The overall assessment of harm done was not made public. But the fact that the government was obliged to disclose details represented a small victory for lawyers for the 24-year-old US Army private, at a pre-trial hearing at the Fort Meade, 30 miles north of Washington. A fascinating picture emerged in court of the State Department in crisis mode. According to Rena Bitter, head of its operations centre, one group of 25 officials was set up to get ahead of the crisis, even before WikiLeaks started to publish the material on 28 November 2010. Another team tried to identify people in other countries, among them sensitive State Department and Pentagon contacts, who could be endangered by the leaks.
A third group was told to improve computer security: one of the most striking aspects of the affair has been that a humble private, working as an intelligence analyst in Baghdad, could have access to such a trove of secret material relating to areas in which he had no involvement. Marguerite Coffey, the former head of the State Department's management policy office, told the court that the department's Foreign Affairs manual "didn't contain a word such as 'thumb drive'– but now it does".
Ms Bitter said the first working group operated "24-7" from late November 2010 when it was set up until mid-December when it was disbanded. At that point, the team was still working between 12 and 18 hours a day, and producing twice-daily reports.
The second team, called the "WikiLeaks Persons-at-Risk Working Group" comprised officials from 12 to 15 State Department bureaus, Ms Bitter testified. It was created, she explained, because "it was difficult to find a mechanism that already existed" to deal with the problems generated by the huge leak, the largest of its kind in US history.
In January 2011, the State Department said it had identified "several hundred" people who might be at risk, and that a few had been moved to safer locations. And the danger is not yet over, Catherine Brown, the Deputy Assistant Secretary of State, testified. News of damage from the WikiLeaks affair could continue to surface "for many years to come", she said.

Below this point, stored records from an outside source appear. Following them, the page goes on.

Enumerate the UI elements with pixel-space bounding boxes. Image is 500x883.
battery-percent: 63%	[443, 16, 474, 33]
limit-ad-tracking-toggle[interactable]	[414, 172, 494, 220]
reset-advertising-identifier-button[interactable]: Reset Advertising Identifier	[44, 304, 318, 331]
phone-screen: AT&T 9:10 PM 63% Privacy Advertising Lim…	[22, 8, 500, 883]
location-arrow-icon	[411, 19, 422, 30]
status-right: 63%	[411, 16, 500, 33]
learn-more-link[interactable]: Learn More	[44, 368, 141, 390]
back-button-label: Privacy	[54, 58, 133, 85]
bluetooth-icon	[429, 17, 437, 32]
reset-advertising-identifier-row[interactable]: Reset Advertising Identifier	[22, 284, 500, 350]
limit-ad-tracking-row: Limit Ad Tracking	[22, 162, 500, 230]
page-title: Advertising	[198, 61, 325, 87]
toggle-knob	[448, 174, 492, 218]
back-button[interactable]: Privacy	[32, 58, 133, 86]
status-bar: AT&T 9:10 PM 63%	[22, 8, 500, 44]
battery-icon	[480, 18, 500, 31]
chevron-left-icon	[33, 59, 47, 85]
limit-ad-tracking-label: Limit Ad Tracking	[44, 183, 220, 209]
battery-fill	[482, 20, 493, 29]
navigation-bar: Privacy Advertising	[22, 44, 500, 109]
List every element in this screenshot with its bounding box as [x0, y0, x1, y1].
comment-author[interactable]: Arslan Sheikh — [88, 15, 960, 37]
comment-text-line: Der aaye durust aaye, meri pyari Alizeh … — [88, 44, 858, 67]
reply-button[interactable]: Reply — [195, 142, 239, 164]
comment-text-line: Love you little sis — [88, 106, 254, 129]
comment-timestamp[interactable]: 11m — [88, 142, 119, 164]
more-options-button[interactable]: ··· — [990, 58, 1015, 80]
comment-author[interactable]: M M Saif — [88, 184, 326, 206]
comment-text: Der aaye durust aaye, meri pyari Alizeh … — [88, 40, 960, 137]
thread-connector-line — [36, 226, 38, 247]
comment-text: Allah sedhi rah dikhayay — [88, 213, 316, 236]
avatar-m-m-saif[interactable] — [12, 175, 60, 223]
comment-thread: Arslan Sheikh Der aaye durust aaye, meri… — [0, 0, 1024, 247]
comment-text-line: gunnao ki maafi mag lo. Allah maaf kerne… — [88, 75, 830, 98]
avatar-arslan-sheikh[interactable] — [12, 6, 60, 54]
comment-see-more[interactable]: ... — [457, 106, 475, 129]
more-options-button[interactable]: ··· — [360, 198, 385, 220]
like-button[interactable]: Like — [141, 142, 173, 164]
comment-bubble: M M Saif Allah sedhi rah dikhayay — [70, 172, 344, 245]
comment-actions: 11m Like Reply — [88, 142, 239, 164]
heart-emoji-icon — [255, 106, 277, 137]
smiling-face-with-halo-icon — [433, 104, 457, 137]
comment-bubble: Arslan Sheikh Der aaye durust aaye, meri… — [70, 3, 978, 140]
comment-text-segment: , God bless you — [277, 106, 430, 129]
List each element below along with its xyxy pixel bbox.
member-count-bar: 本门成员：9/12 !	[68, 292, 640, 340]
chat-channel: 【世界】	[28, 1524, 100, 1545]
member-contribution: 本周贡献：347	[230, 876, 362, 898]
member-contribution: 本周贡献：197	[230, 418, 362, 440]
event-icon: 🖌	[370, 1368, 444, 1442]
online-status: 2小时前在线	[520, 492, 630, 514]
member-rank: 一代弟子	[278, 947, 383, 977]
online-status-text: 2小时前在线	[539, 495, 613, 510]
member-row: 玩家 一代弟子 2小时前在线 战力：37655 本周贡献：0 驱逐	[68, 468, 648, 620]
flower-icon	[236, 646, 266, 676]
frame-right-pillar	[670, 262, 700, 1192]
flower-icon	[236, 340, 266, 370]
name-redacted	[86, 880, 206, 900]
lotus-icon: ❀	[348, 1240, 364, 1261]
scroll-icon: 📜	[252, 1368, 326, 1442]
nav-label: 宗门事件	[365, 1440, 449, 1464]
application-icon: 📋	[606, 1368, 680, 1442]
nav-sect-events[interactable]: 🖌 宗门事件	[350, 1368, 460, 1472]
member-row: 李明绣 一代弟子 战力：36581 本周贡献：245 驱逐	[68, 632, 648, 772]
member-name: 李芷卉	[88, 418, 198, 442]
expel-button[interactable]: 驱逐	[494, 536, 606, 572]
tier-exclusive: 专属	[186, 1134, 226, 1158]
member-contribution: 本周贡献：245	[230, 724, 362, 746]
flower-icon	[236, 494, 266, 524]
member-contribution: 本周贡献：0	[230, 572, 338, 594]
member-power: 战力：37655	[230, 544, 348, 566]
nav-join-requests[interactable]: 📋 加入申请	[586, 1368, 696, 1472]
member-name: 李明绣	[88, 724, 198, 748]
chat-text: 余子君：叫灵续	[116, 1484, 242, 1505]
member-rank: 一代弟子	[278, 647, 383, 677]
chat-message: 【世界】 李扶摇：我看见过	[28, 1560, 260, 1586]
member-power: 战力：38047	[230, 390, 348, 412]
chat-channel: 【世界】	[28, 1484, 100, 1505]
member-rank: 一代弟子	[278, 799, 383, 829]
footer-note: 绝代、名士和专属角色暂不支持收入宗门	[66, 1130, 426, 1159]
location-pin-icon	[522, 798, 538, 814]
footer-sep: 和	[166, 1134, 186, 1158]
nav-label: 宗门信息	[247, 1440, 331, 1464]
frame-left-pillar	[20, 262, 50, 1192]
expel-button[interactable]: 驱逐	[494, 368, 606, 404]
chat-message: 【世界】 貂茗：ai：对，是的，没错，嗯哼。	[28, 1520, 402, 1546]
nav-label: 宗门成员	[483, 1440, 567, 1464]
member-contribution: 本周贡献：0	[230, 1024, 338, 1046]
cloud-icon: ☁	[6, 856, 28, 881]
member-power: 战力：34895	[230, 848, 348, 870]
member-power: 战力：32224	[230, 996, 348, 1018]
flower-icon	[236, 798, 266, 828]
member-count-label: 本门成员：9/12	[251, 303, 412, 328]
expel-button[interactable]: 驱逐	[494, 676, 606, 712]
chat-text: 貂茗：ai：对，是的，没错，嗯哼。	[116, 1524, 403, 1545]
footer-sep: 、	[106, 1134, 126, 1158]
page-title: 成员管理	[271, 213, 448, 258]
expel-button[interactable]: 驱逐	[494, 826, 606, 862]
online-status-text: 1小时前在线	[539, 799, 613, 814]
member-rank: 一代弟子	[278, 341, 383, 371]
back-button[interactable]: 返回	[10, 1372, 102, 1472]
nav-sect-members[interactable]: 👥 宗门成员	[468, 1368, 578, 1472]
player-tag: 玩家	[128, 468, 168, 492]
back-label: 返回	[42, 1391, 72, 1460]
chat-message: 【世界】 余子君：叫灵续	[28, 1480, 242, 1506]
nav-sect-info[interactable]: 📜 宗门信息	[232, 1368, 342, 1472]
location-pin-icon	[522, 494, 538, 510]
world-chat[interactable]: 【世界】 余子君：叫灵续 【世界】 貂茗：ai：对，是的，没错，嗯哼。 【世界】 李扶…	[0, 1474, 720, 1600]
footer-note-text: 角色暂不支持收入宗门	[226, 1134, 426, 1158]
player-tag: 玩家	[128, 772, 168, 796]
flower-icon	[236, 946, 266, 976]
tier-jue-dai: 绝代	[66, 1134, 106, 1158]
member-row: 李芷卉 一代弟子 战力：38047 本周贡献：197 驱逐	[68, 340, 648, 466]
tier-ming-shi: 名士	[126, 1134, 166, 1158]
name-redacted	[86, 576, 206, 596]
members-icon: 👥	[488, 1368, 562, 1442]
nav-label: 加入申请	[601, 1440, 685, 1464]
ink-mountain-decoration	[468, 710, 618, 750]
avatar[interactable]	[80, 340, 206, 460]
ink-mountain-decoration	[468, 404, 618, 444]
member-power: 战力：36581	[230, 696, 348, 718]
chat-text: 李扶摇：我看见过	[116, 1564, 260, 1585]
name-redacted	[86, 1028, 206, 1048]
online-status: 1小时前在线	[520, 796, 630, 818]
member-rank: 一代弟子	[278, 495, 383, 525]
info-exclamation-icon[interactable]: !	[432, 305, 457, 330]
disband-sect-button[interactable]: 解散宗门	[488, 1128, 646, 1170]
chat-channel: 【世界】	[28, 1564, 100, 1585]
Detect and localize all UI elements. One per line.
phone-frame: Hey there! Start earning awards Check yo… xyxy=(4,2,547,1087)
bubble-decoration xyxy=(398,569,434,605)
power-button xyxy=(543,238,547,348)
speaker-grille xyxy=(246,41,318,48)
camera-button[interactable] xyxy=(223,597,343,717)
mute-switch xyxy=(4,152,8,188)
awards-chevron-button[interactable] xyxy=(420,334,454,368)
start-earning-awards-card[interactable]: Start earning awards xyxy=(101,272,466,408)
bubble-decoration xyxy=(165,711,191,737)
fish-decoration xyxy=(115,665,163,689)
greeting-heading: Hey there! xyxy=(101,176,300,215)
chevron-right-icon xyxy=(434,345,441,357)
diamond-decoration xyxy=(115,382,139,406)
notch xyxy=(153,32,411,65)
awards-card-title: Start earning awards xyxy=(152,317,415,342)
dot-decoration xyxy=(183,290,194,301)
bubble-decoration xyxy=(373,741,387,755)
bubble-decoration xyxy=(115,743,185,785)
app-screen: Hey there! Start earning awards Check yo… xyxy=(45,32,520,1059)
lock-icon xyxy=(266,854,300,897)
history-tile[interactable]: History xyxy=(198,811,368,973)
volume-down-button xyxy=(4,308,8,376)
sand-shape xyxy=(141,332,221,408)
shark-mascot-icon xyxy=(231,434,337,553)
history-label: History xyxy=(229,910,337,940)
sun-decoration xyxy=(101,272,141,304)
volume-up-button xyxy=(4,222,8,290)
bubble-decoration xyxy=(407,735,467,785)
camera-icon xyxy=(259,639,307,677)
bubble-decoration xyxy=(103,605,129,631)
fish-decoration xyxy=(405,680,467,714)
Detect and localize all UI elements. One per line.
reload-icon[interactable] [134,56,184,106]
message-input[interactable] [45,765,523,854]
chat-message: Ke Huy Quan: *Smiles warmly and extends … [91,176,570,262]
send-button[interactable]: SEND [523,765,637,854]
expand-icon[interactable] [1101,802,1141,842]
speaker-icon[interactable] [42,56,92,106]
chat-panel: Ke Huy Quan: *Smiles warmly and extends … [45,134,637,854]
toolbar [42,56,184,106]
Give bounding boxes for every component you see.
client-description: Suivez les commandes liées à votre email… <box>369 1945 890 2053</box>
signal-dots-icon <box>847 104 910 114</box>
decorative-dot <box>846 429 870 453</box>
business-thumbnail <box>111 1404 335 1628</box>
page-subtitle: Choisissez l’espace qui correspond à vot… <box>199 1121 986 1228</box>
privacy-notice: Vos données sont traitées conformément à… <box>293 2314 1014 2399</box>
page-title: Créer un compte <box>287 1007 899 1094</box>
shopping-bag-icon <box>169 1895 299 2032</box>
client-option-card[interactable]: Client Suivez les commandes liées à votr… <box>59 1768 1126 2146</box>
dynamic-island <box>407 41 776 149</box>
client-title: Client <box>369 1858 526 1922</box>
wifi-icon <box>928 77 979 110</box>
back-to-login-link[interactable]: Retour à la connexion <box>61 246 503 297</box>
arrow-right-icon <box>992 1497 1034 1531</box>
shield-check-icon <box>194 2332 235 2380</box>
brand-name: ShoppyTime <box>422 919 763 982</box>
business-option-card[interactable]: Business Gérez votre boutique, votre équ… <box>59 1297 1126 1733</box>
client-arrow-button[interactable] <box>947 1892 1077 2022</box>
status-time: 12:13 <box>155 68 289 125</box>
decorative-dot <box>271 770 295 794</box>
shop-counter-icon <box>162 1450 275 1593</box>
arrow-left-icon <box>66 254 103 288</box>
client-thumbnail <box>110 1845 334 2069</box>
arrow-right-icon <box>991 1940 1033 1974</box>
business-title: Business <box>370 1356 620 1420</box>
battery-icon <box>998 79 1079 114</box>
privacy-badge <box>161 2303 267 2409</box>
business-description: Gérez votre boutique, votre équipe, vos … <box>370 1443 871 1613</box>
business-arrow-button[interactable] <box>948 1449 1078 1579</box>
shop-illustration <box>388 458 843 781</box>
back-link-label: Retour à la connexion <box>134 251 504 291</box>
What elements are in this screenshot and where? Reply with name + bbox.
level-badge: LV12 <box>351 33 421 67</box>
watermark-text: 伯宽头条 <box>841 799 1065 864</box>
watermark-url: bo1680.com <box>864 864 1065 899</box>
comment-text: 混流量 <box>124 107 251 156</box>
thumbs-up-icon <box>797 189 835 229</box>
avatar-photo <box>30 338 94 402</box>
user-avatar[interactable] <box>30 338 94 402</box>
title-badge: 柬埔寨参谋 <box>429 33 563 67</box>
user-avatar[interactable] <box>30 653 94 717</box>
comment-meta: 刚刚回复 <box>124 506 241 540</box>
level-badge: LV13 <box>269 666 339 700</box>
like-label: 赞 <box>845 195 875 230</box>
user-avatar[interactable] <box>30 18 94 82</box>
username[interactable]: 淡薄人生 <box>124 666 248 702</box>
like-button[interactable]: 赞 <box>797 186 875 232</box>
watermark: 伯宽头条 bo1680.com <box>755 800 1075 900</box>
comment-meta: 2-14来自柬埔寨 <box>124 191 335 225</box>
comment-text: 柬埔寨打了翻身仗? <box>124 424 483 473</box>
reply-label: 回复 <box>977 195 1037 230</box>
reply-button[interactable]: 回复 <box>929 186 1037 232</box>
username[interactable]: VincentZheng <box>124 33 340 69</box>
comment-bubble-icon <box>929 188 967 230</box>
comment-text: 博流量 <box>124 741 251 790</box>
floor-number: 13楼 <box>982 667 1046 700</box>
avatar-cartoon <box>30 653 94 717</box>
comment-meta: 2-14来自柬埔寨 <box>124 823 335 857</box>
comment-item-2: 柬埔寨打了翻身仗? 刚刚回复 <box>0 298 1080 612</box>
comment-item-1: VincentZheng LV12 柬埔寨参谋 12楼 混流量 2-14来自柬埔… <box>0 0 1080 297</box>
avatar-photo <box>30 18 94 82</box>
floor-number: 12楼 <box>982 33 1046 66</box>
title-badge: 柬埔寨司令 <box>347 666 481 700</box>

Even so, the defence hopes the assessment will show that the impact of the leaks was not as serious as first thought. That might improve Pte Manning's chances at his full court-martial, scheduled to start in September. If convicted on the most serious count of aiding the enemy – al-Qai'da – he could be jailed for life.
In the eight counts it vainly tried to have dropped, Pte Manning's defence contended that the government used unconstitutionally vague language in charging him with the unauthorised possession and disclosure of classified documents. In two other counts it disputed prosecutors' claims that the analyst was not authorised to access a special Pentagon computer system, also used by the State Department.